Entes devem mostrar plano de desocupação

MARCELO FERRAZ
Da Reportagem
Após a morte de um menino de 13 anos com um tiro na cabeça, e o linchamento do autor deste crime até a morte por populares no último dia 13 de dezembro, dentro do garimpo ilegal em funcionamento em Pontes e Lacerda, a Justiça Federal, além de oficializar o Estado e a União, determinou nesta semana também a oficialização direta da presidente Dilma Rousseff (PT) e do governador Pedro Taques (PSDB), bem como dos ministros José Eduardo Cardozo (Justiça) e Aldo Rebelo (Defesa) e do secretário estadual de Segurança Pública, Fábio Galindo, a fim de que esses representantes de órgãos públicos apresentem, dentro de 15 dias, um projeto para desocupação e isolamento do garimpo ilegal, área de exploração de minério localizada na Serra da Borda, a 18 km da cidade de Pontes e Lacerda (a 483 km de Cuiabá). Além disso, a magistrada, lotada na Vara Federal de Cáceres, Ana Lya Ferraz da Gama Ferreira, também fixou um prazo de 15 dias, a partir da apresentação do projeto de desocupação, para a concretização das ações. Na ocasião, a juíza também determinou que Estado e União divulguem a nova ordem de desocupação do garimpo no prazo de cinco dias. Conforme a decisão proferida durante o plantão judicial deste sábado (26), mesmo diante do retorno de mais de duas mil pessoas para a área, o registro de mortes, a insegurança no município de Pontes de Lacerda e o perigo de novos acidentes na região, os representantes dos poderes públicos permaneceram inertes e sem apresentar sequer, até agora, um plano de estabilização da área. “Mesmo diante de toda essa situação de risco, não somente ambiental e patrimonial, mas à vida e integridade das pessoas, os entes estatais não se manifestam e não agem”, afirmou a juíza, na decisão.

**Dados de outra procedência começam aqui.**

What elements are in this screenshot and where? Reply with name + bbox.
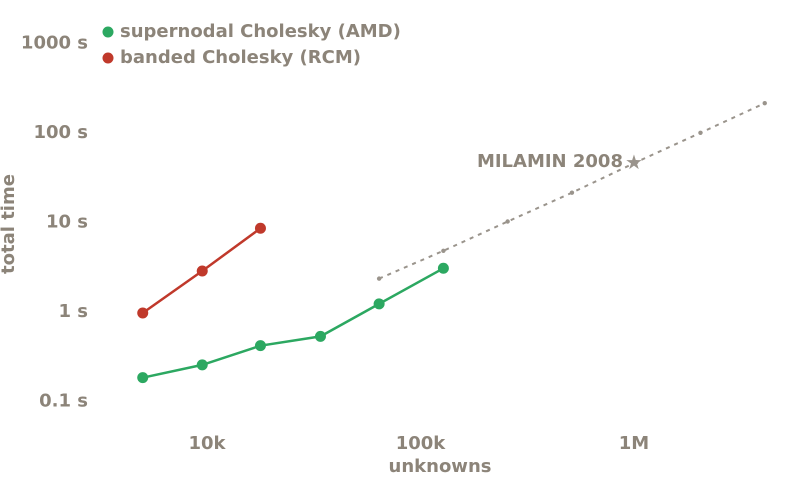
y-tick-label: 1000 s [21,33,88,54]
y-tick-label: 0.1 s [39,391,88,412]
annotations: ★MILAMIN 2008 [477,150,643,174]
x-axis-label: unknowns [389,456,492,477]
y-tick-label: 10 s [46,212,88,233]
reference-trend-point [505,219,510,224]
banded-cholesky-rcm-point [196,265,208,277]
legend: supernodal Cholesky (AMD) banded Cholesky… [102,21,401,68]
reference-trend-point [376,276,382,281]
reference-trend-point [633,159,639,165]
legend-marker-supernodal-cholesky-amd [102,26,114,38]
supernodal-cholesky-amd-point [373,298,385,310]
y-tick-labels: 0.1 s 1 s 10 s 100 s 1000 s [21,33,88,412]
legend-marker-banded-cholesky-rcm [102,52,114,64]
reference-trend-point [762,100,767,106]
star-icon: ★ [625,150,643,174]
supernodal-cholesky-amd-point [314,330,326,342]
supernodal-cholesky-amd-line [142,267,445,379]
reference-trend-point [698,130,703,135]
x-tick-label: 1M [619,433,649,454]
y-tick-label: 100 s [33,122,88,143]
x-tick-labels: 10k 100k 1M [188,433,649,454]
legend-label-banded-cholesky-rcm: banded Cholesky (RCM) [120,47,361,68]
supernodal-cholesky-amd-point [137,372,149,384]
legend-label-supernodal-cholesky-amd: supernodal Cholesky (AMD) [120,21,401,42]
reference-trend-point [569,190,575,195]
series-points [137,100,767,384]
x-tick-label: 100k [396,433,447,454]
x-tick-label: 10k [188,433,226,454]
supernodal-cholesky-amd-point [196,359,208,371]
y-axis-label: total time [0,174,19,274]
annotation-label: MILAMIN 2008 [477,151,623,172]
y-tick-label: 1 s [58,301,88,322]
banded-cholesky-rcm-point [137,307,149,319]
reference-trend-point [441,248,446,254]
supernodal-cholesky-amd-point [254,340,266,352]
series-lines [141,102,766,379]
supernodal-cholesky-amd-point [437,262,449,274]
banded-cholesky-rcm-point [254,222,266,234]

A juíza também destacou, na decisão, a prática de diversos outros crimes. “... como o próprio tráfico de drogas, o tráfico de armas, o tráfico de pessoas especificamente para prostituição, sonegação fiscal, crimes contra a ordem tributária, crimes contra o sistema financeiro e outros que são impelidos pelo aumento desenfreado da população...”, expôs a magistrada. Por conta disso, Ana Lya Ferraz, ainda atendendo parte do pedido do Ministério Público Estadual e do Ministério Público Federal, revelou que a manutenção de forças de segurança no local é ato necessário para evitar mais “riscos diretos e imediatos à vida e integridade física das pessoas que lá se encontram. bem como danos ao meio ambiente e usurpação de bens da união”.